Introduction
Introduction Statistics Contact Development Disclaimer Help
# taz.de -- Wohnen und Tourismus: "Es geht drunter und drüber"
> Der Tourismus habe in Kreuzberg "eine Dimension erreicht, in der es nicht
> mehr erträglich ist", sagt die Wissenschaftlerin Kristiane Klemm - sie
> empfiehlt Dialog.
Bild: Da geht's zu den billigen Betten: Hostelwegweiser in Kreuzberg.
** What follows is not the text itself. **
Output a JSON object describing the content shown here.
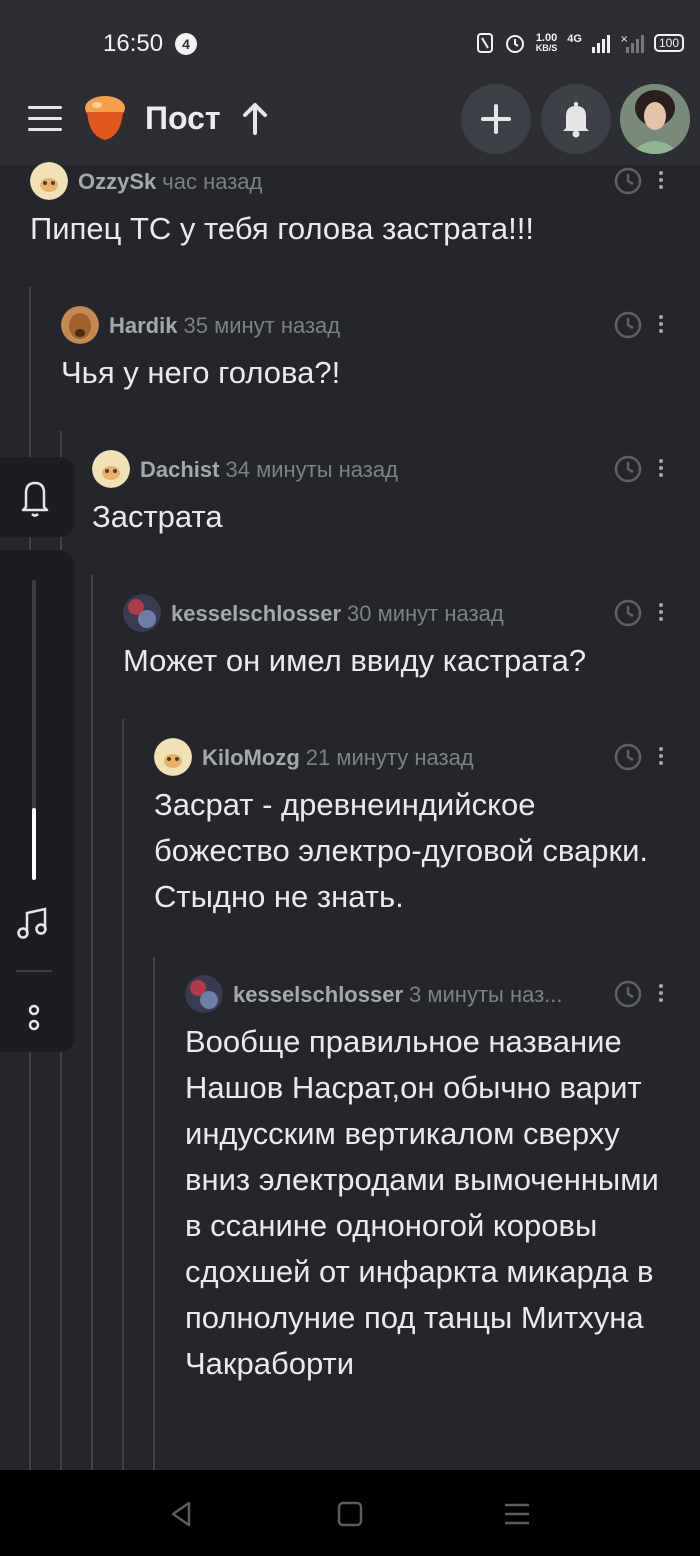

taz: Frau Klemm, die Grünen in Kreuzberg haben jüngst eine Diskussion zum
Umgang mit Touristen übertitelt mit "Hilfe, die Touristen kommen". Ist
dieser Hilferuf berechtigt?
Kristiane Klemm: Ich denke schon. Nach allem, was ich aus Kreuzberg höre,
habe ich sehr viel Verständnis dafür. Es geht drüber und drunter im
öffentlichen Raum - denken Sie an die Admiralbrücke und deren Anwohner. Das
andere ist, dass ganz viele private Wohnungen zu Hostels umgewandelt oder
als Clubs genutzt werden, das dröhnt dann durch bis in den fünften Stock.
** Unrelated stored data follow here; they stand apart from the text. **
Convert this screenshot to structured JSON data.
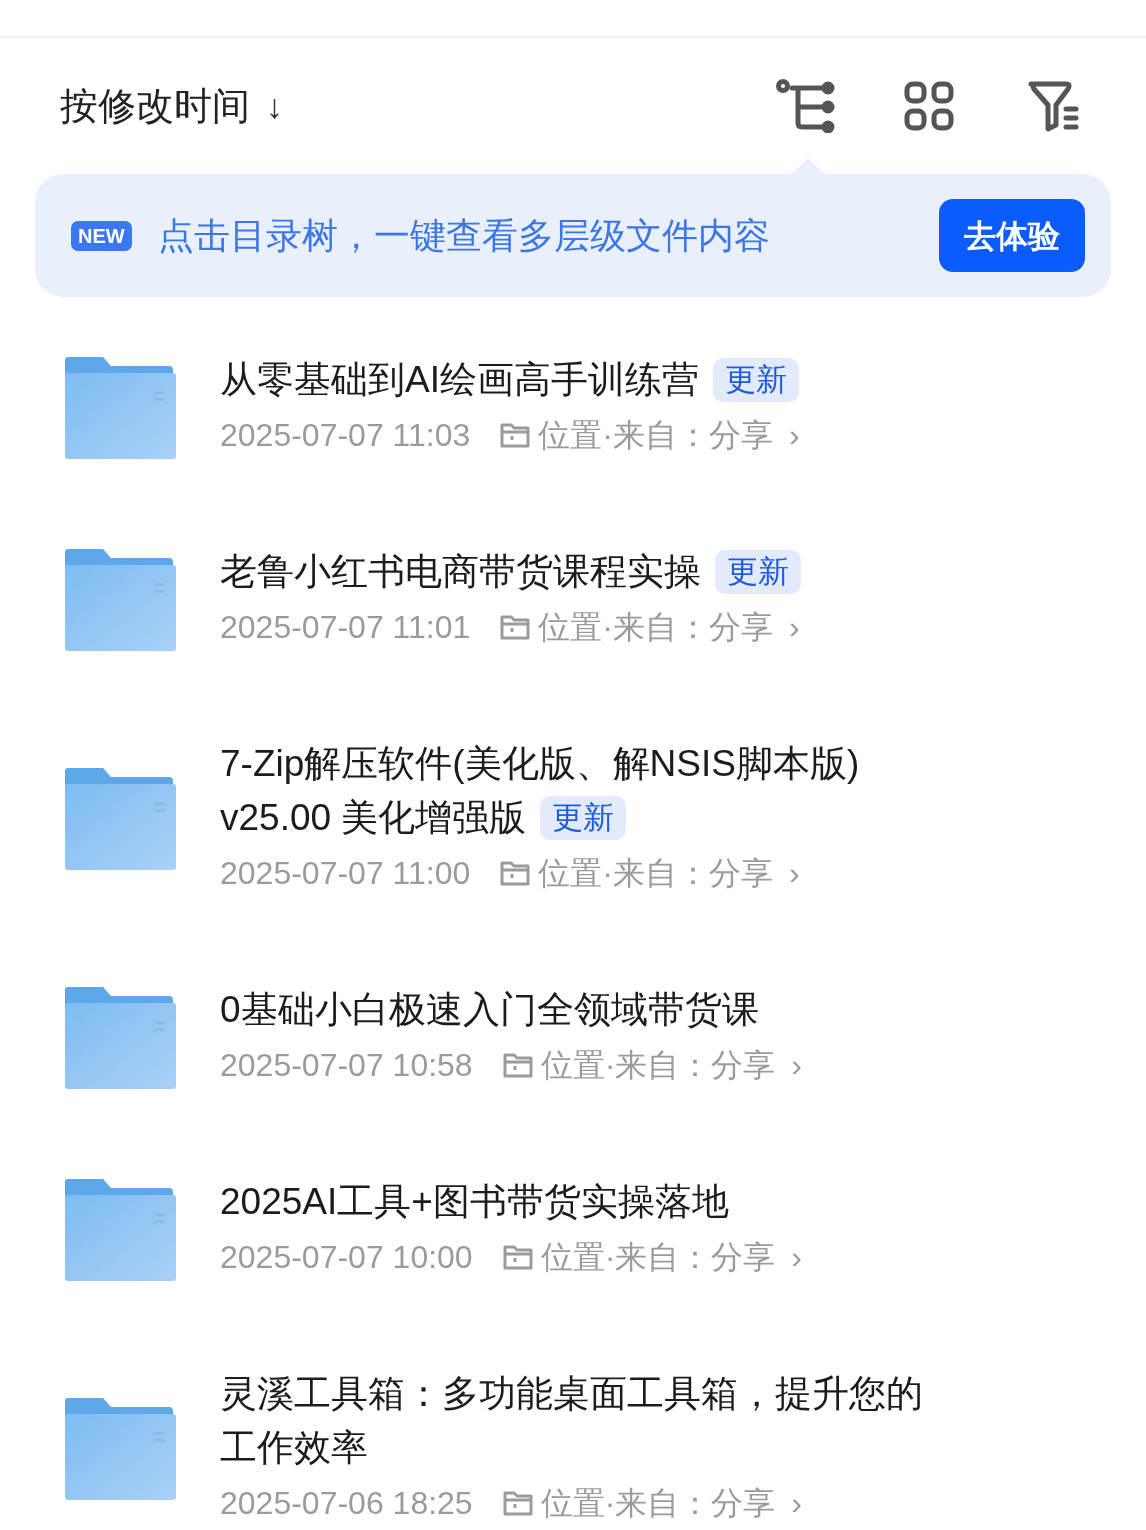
{
  "sort": {
    "label": "按修改时间",
    "arrow": "↓"
  },
  "banner": {
    "badge": "NEW",
    "text": "点击目录树，一键查看多层级文件内容",
    "button": "去体验"
  },
  "files": [
    {
      "name": [
        "从零基础到AI绘画高手训练营"
      ],
      "badge": "更新",
      "time": "2025-07-07 11:03",
      "location": "位置·来自：分享",
      "chevron": "›"
    },
    {
      "name": [
        "老鲁小红书电商带货课程实操"
      ],
      "badge": "更新",
      "time": "2025-07-07 11:01",
      "location": "位置·来自：分享",
      "chevron": "›"
    },
    {
      "name": [
        "7-Zip解压软件(美化版、解NSIS脚本版)",
        "v25.00 美化增强版"
      ],
      "badge": "更新",
      "time": "2025-07-07 11:00",
      "location": "位置·来自：分享",
      "chevron": "›"
    },
    {
      "name": [
        "0基础小白极速入门全领域带货课"
      ],
      "time": "2025-07-07 10:58",
      "location": "位置·来自：分享",
      "chevron": "›"
    },
    {
      "name": [
        "2025AI工具+图书带货实操落地"
      ],
      "time": "2025-07-07 10:00",
      "location": "位置·来自：分享",
      "chevron": "›"
    },
    {
      "name": [
        "灵溪工具箱：多功能桌面工具箱，提升您的",
        "工作效率"
      ],
      "time": "2025-07-06 18:25",
      "location": "位置·来自：分享",
      "chevron": "›"
    }
  ]
}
Da sind die Leute natürlich auch nicht so begeistert. Generell ist diese
Aufregung eigentlich untypisch für Kreuzberg - ein Kiez, der ja als ein
Siedetopf verschiedener Kulturen und alternativer Lebensstile gilt. Diese
Entwicklung ist schon erstaunlich.
Warum die Aufregung jetzt?
Es hat wohl eine Dimension erreicht, in der es nicht mehr erträglich ist.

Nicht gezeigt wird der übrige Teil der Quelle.